Israel has already protested about the Unesco motion, adopted last month by the Paris-based UN cultural body, on the Al-Aqsa mosque compound in Jerusalem because it did not mention the Jewish designation of the area, "Temple Mount", and referred to the Jewish place of prayer, the Western Wall Plaza, between inverted commas.

The resolution accuses Israel, which it refers to as the "Occupying Power", of destroying historic structures in the world heritage site and obstructing access to Muslim places of worship.

It also criticises Israel's bombardment and blockade of the Gaza Strip.

France was among 33 countries in the 58-member body to support the resolution.

Netanyahu has already written to French President François Hollande, claiming the motion was a "historic distortion of the truth" and part of a "Palestinian effort to deny Jewish history and to perpetuate the myth of Jewish aggression in the Temple Mount".

Hollande called the French vote a "misunderstanding" in a letter to a French Jewish group and Prime Minister Manuel Valls strongly criticised it.

"This Unesco resolution contains unfortunate, clumsy wording that offends and unquestionably should have been avoidedn as should he vote," he said.

"I want to repeat once again and clearly, with conviciton - France will never deny the Jewish presence and Jewish history in Jerusalem."

Abbas welcomes French move

Abbas and Palestinian foreign policy chief Riyad al-Malki welcomed the French initiative when they met Ayrault in Ramallah.

The meeting came on the day that the Palestinians mark the 68th anniversary of the "nakba" (disaster) of the Palestinian exodus that arose from the creation of the state of Israel.

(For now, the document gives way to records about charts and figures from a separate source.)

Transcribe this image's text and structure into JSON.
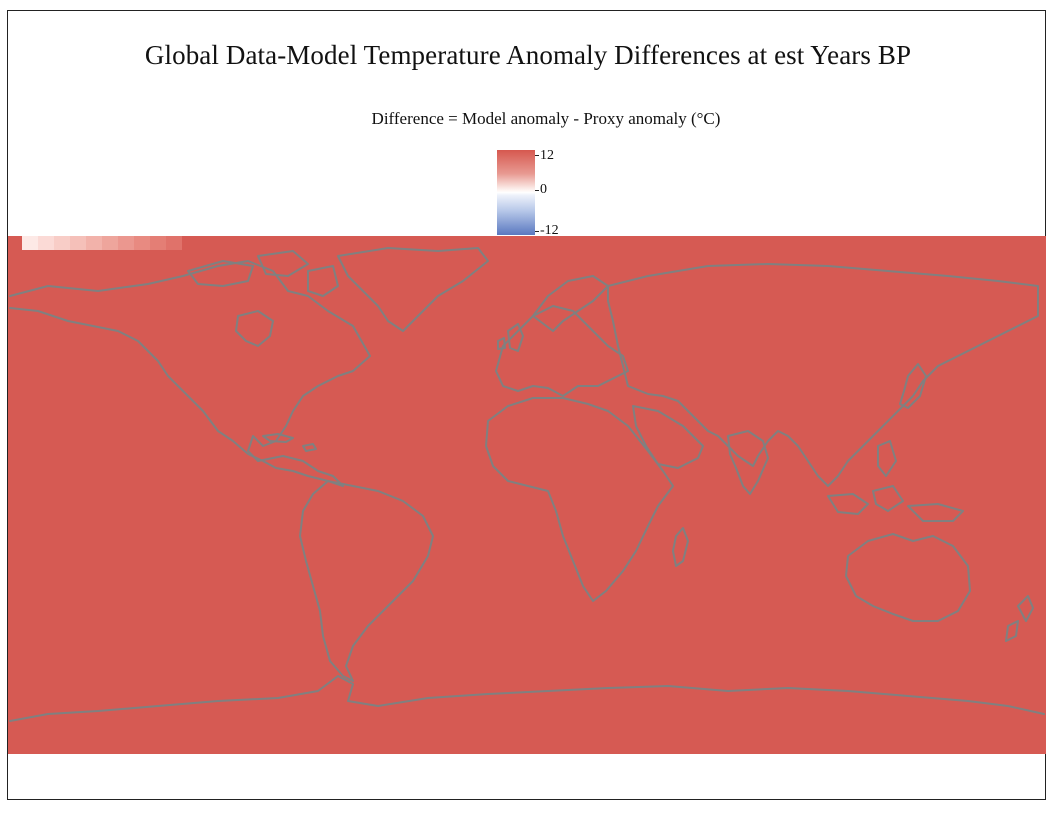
{
  "title": "Global Data-Model Temperature Anomaly Differences at est Years BP",
  "subtitle": "Difference = Model anomaly - Proxy anomaly (°C)",
  "colorbar": {
    "max_label": "12",
    "mid_label": "0",
    "min_label": "-12",
    "colors": {
      "high": "#d6584f",
      "mid": "#ffffff",
      "low": "#5a78c0"
    }
  },
  "legend_swatch_colors": [
    "#fde9e6",
    "#fbdad6",
    "#f8cdc7",
    "#f5c0b9",
    "#f2b2aa",
    "#eea59c",
    "#eb978f",
    "#e88a81",
    "#e47e75",
    "#e0726a"
  ],
  "map": {
    "fill_color": "#d65a53",
    "coastline_color": "#808080",
    "projection": "equirectangular"
  }
}
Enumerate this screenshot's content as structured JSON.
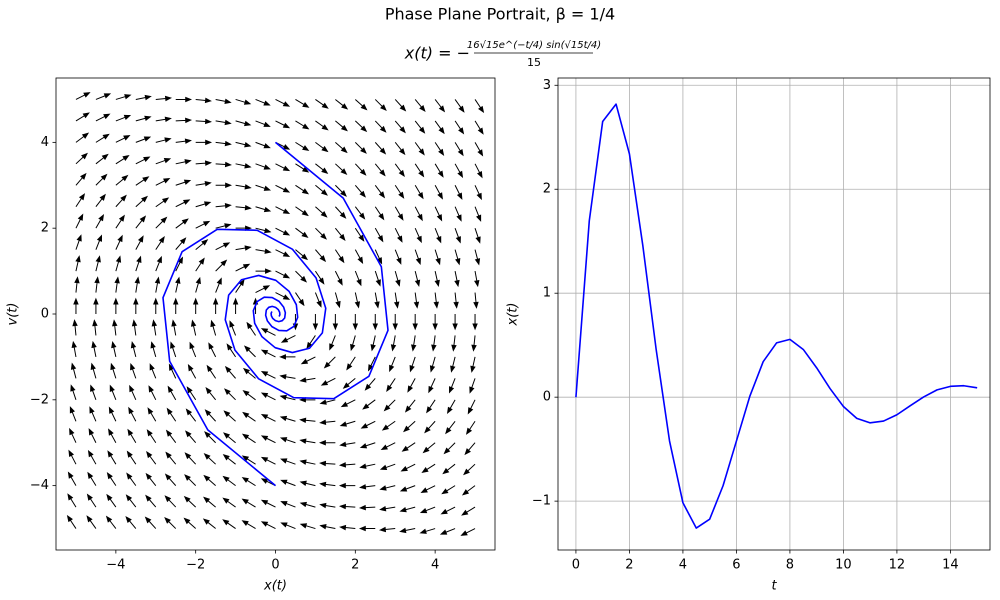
{
  "title": "Phase Plane Portrait, β = 1/4",
  "formula": {
    "lhs": "x(t) = −",
    "numerator": "16√15e^(−t/4) sin(√15t/4)",
    "denominator": "15"
  },
  "chart_data": [
    {
      "type": "phase",
      "xlabel": "x(t)",
      "ylabel": "v(t)",
      "xlim": [
        -5.5,
        5.5
      ],
      "ylim": [
        -5.5,
        5.5
      ],
      "xticks": [
        {
          "value": -4,
          "label": "−4"
        },
        {
          "value": -2,
          "label": "−2"
        },
        0,
        2,
        4
      ],
      "yticks": [
        {
          "value": -4,
          "label": "−4"
        },
        {
          "value": -2,
          "label": "−2"
        },
        0,
        2,
        4
      ],
      "grid": false,
      "quiver": {
        "color": "#000000",
        "x": [
          -5,
          -4.5,
          -4,
          -3.5,
          -3,
          -2.5,
          -2,
          -1.5,
          -1,
          -0.5,
          0,
          0.5,
          1,
          1.5,
          2,
          2.5,
          3,
          3.5,
          4,
          4.5,
          5
        ],
        "y": [
          -5,
          -4.5,
          -4,
          -3.5,
          -3,
          -2.5,
          -2,
          -1.5,
          -1,
          -0.5,
          0,
          0.5,
          1,
          1.5,
          2,
          2.5,
          3,
          3.5,
          4,
          4.5,
          5
        ]
      },
      "series": [
        {
          "color": "#0000ff",
          "x": [
            0,
            1.697,
            2.652,
            2.819,
            2.34,
            1.46,
            0.458,
            -0.422,
            -1.016,
            -1.259,
            -1.174,
            -0.852,
            -0.422,
            0.008,
            0.341,
            0.522,
            0.556,
            0.459,
            0.282,
            0.083,
            -0.09,
            -0.204,
            -0.247,
            -0.23,
            -0.169,
            -0.082,
            0.002,
            0.07,
            0.104,
            0.11,
            0.09
          ],
          "values": [
            4,
            2.7,
            1.102,
            -0.38,
            -1.452,
            -1.973,
            -1.951,
            -1.511,
            -0.841,
            -0.135,
            0.44,
            0.798,
            0.899,
            0.785,
            0.527,
            0.217,
            -0.078,
            -0.29,
            -0.392,
            -0.384,
            -0.294,
            -0.161,
            -0.029,
            0.093,
            0.156,
            0.177,
            0.155,
            0.102,
            0.04,
            -0.017,
            -0.058
          ]
        },
        {
          "color": "#0000ff",
          "x": [
            0,
            -1.697,
            -2.652,
            -2.819,
            -2.34,
            -1.46,
            -0.458,
            0.422,
            1.016,
            1.259,
            1.174,
            0.852,
            0.422,
            -0.008,
            -0.341,
            -0.522,
            -0.556,
            -0.459,
            -0.282,
            -0.083,
            0.09,
            0.204,
            0.247,
            0.23,
            0.169,
            0.082,
            -0.002,
            -0.07,
            -0.104,
            -0.11,
            -0.09
          ],
          "values": [
            -4,
            -2.7,
            -1.102,
            0.38,
            1.452,
            1.973,
            1.951,
            1.511,
            0.841,
            0.135,
            -0.44,
            -0.798,
            -0.899,
            -0.785,
            -0.527,
            -0.217,
            0.078,
            0.29,
            0.392,
            0.384,
            0.294,
            0.161,
            0.029,
            -0.093,
            -0.156,
            -0.177,
            -0.155,
            -0.102,
            -0.04,
            0.017,
            0.058
          ]
        }
      ]
    },
    {
      "type": "line",
      "xlabel": "t",
      "ylabel": "x(t)",
      "x": [
        0,
        0.5,
        1,
        1.5,
        2,
        2.5,
        3,
        3.5,
        4,
        4.5,
        5,
        5.5,
        6,
        6.5,
        7,
        7.5,
        8,
        8.5,
        9,
        9.5,
        10,
        10.5,
        11,
        11.5,
        12,
        12.5,
        13,
        13.5,
        14,
        14.5,
        15
      ],
      "series": [
        {
          "color": "#0000ff",
          "values": [
            0,
            1.697,
            2.652,
            2.819,
            2.34,
            1.46,
            0.458,
            -0.422,
            -1.016,
            -1.259,
            -1.174,
            -0.852,
            -0.422,
            0.008,
            0.341,
            0.522,
            0.556,
            0.459,
            0.282,
            0.083,
            -0.09,
            -0.204,
            -0.247,
            -0.23,
            -0.169,
            -0.082,
            0.002,
            0.07,
            0.104,
            0.11,
            0.09
          ]
        }
      ],
      "xlim": [
        -0.67,
        15.48
      ],
      "ylim": [
        -1.47,
        3.07
      ],
      "xticks": [
        0,
        2,
        4,
        6,
        8,
        10,
        12,
        14
      ],
      "yticks": [
        {
          "value": -1,
          "label": "−1"
        },
        0,
        1,
        2,
        3
      ],
      "grid": true
    }
  ]
}
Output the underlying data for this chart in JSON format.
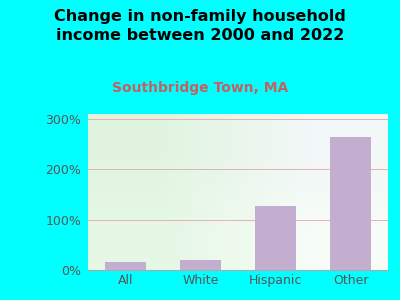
{
  "title": "Change in non-family household\nincome between 2000 and 2022",
  "subtitle": "Southbridge Town, MA",
  "categories": [
    "All",
    "White",
    "Hispanic",
    "Other"
  ],
  "values": [
    15,
    20,
    127,
    265
  ],
  "bar_color": "#c4aed0",
  "background_color": "#00ffff",
  "title_fontsize": 11.5,
  "subtitle_fontsize": 10,
  "ylabel_ticks": [
    0,
    100,
    200,
    300
  ],
  "ylim": [
    0,
    310
  ],
  "grid_color": "#e8b0b0",
  "subtitle_color": "#c46060",
  "tick_label_color": "#555555",
  "axis_label_fontsize": 9
}
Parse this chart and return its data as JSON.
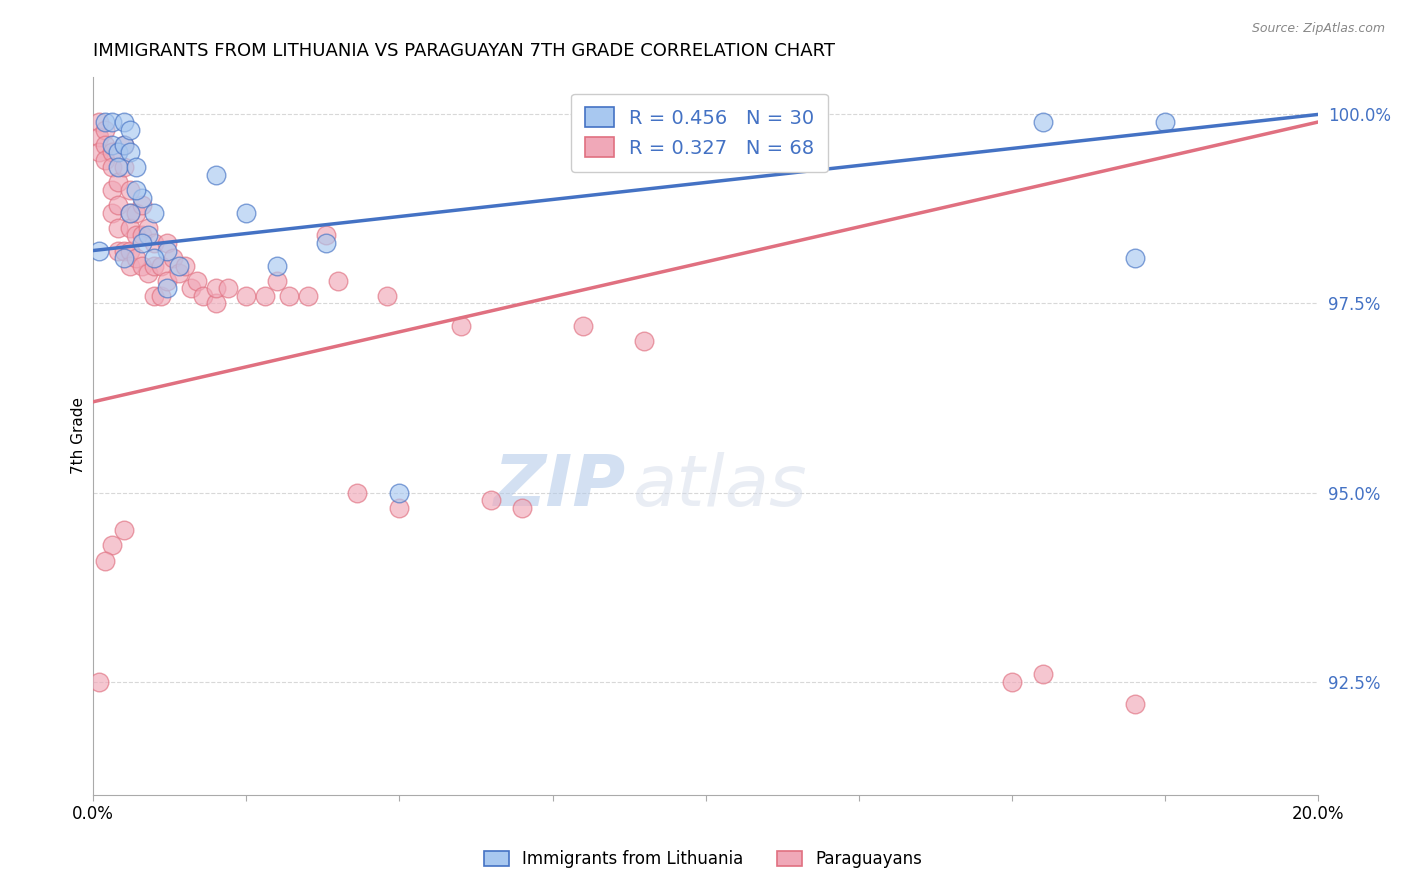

"The Israeli government was not happy with the French initiative," historian François Géré told RFI. "But the problem is that clearly there has been a major mistake in the French approach by voting this decision by Unesco on the situation of Jerusalem and particularly the mosque compound which, according to Prime Minister Netanyahu, disregards the appellation of Temple Mount.

"This is clearly a pretext to counter the French initiative but it is also very clear that it would have been much better for French diplomacy to avoid any kind of vote in the Unesco on this issue. It has created a real mess."